Kesagami River Water Shed

(from Kesagami Lake to James Bay)

Kesagami River 2005

A Compilation and Interpretation of Baseline Water Chemistry and Quality Data from the Kesagami River and Comparison of these data to Ontario Provincial Park River Quality Standards.

Tyler Smith
Environmental Science, Acadia University
Wolfville, Nova Scotia


In the summer of 2005, I had the unique opportunity to lead a nineteen day canoe trip on a remote, northern Ontario river. The trip spanned the Little Kesagami River, Kesagami Lake, and Kesagami River (see yellow line on Figure 1.), which are located near the Ontario and Quebec boarder and drain into James Bay. This trip will be repeated in the summer of 2006.

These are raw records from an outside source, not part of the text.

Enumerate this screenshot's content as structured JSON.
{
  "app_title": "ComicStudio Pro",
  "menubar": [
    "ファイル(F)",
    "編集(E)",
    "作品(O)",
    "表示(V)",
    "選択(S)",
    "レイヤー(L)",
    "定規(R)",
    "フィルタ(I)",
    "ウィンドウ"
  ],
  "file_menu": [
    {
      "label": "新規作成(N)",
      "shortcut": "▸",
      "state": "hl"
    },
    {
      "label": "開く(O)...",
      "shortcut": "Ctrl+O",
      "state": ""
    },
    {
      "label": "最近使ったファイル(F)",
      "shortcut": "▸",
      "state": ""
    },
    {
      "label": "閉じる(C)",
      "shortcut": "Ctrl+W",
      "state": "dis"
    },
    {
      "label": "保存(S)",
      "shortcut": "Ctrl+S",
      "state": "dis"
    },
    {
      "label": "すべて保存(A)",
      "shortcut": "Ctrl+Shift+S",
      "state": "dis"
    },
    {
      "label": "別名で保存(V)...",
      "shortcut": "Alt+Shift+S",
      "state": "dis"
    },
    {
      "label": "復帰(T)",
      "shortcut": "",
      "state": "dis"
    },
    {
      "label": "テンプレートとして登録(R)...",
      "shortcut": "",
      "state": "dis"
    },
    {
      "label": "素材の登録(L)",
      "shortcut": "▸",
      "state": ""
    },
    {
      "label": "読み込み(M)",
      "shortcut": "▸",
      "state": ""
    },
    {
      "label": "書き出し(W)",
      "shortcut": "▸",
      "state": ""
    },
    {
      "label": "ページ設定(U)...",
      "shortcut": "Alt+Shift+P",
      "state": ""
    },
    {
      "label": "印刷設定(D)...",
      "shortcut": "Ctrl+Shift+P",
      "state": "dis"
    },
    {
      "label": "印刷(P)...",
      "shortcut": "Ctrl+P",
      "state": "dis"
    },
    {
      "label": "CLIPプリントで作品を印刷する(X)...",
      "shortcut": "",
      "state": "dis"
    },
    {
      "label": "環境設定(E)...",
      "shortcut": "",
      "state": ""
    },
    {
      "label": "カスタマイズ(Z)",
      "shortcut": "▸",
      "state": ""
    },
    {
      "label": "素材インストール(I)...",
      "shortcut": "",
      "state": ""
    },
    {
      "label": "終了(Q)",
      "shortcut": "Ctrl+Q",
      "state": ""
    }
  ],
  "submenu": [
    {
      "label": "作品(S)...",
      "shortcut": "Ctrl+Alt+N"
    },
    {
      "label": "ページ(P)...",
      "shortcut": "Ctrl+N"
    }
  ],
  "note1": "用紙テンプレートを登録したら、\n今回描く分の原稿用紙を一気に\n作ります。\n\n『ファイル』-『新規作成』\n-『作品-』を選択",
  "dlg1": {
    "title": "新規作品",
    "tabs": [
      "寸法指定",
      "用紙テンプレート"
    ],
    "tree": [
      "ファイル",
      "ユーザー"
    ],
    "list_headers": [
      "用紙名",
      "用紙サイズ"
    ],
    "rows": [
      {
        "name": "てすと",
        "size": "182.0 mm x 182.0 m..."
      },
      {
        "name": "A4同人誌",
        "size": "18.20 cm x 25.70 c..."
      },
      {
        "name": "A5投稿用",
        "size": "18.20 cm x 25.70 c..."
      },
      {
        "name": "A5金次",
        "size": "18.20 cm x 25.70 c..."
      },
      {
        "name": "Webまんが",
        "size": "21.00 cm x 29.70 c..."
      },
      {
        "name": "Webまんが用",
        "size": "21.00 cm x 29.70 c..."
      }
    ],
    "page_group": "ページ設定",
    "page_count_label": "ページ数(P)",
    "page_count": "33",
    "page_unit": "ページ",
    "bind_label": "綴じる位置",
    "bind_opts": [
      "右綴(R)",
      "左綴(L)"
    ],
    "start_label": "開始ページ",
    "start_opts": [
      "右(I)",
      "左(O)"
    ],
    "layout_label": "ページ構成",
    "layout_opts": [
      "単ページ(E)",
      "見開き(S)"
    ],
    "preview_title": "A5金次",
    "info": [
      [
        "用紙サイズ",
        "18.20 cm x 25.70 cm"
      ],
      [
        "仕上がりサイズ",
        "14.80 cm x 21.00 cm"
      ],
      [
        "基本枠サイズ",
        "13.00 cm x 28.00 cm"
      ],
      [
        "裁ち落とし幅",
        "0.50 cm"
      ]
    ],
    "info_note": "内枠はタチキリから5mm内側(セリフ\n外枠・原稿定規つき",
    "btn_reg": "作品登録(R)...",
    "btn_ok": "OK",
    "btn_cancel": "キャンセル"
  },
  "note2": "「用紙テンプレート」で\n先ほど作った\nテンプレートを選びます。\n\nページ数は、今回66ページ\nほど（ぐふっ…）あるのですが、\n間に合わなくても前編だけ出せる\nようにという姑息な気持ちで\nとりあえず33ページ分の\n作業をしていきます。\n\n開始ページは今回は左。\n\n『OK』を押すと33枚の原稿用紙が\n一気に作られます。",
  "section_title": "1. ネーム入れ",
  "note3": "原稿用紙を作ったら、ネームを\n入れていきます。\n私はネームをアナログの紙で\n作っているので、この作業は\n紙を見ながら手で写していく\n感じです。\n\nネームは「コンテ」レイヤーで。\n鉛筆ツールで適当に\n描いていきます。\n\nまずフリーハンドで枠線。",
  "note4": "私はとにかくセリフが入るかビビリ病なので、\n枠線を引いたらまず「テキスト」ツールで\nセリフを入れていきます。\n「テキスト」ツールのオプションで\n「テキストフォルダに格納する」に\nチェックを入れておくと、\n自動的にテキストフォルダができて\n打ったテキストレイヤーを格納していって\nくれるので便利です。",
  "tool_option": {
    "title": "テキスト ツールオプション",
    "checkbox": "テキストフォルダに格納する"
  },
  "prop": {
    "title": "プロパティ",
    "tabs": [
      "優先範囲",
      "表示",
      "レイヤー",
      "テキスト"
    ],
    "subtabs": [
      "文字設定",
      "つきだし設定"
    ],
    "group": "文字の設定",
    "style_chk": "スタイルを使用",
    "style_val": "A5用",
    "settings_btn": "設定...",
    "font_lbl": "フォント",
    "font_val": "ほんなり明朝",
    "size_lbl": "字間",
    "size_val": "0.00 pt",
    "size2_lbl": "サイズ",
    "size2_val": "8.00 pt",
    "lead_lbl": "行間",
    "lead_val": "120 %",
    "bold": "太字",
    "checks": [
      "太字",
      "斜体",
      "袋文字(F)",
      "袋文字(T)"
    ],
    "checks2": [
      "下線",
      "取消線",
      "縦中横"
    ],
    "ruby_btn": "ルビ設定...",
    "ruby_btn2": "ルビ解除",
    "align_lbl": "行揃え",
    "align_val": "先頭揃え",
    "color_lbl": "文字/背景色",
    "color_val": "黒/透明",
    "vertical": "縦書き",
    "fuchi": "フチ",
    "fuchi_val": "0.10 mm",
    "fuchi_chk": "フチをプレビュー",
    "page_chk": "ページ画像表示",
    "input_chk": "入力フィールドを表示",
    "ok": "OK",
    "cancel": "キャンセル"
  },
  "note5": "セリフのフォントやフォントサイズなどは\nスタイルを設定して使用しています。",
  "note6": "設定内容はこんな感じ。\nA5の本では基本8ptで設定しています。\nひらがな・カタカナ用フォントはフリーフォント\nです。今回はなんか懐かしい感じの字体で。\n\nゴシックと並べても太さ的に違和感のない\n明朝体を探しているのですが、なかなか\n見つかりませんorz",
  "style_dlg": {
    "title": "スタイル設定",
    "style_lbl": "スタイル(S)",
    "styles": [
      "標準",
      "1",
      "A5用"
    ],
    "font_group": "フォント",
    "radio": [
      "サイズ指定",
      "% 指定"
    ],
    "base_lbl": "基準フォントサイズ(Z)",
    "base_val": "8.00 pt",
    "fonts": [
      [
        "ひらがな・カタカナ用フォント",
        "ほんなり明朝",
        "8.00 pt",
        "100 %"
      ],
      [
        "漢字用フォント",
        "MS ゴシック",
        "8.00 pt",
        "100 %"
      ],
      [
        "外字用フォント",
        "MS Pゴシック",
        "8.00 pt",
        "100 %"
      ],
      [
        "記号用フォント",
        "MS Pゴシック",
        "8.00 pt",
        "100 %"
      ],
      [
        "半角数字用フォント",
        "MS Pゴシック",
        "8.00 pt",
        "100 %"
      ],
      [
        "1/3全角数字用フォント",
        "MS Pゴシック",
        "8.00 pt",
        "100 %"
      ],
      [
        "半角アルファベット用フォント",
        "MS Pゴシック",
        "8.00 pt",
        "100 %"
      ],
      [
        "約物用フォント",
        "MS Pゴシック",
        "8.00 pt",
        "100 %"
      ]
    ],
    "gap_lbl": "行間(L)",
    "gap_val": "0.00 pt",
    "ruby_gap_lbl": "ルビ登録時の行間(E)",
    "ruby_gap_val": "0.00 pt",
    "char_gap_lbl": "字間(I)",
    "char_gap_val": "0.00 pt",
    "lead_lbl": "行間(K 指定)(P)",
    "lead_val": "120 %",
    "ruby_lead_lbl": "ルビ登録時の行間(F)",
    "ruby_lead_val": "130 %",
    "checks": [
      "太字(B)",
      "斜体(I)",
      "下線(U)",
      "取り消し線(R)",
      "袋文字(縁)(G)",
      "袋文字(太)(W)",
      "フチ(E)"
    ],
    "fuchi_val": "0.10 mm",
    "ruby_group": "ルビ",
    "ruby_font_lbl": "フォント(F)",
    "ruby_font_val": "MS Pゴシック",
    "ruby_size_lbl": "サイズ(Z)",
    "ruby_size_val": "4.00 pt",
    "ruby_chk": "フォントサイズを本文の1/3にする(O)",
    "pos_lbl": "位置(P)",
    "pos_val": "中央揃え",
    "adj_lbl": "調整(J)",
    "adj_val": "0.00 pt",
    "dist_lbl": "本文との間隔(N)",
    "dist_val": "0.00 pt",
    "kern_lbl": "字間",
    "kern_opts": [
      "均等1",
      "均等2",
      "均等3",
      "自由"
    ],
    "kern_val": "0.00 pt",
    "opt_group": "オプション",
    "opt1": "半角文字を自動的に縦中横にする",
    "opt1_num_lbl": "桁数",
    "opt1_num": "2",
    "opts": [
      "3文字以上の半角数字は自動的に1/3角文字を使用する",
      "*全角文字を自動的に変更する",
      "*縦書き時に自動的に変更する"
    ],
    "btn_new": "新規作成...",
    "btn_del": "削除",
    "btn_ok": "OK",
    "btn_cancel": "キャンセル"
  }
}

An initial literature review indicated that very little was known about the natural environment in this region. As such, I approached Dr. Spooner in the spring of 2005 to determine if a research project could be initiated that would take advantage of my access to the river in 2005 and probable repeat trip in 2006.
I had also paddled the Kesagami in 1999 as a camper, and therefore had first-hand knowledge of the remoteness and rugged geology of the river, and sought to learn more about the unique and relatively unstudied river system. Dr. Spooner and I determined that an initial baseline survey of water quality and chemistry on the river systems (and associated tributaries) would provide enough background data to determine if an extended survey was appropriate. We also determined the basic protocol that was to be followed when collecting water samples and associated data. The project is focused on the determination of the relative influences of geology and landscapes alteration on the water quality and chemistry of a boreal river.


Figure 1. Canoe route on the Kesagami River as traveled in the summer of 2005 with marked sampling sites. Kesagami River water shed (from Kesagami Lake to James Bay).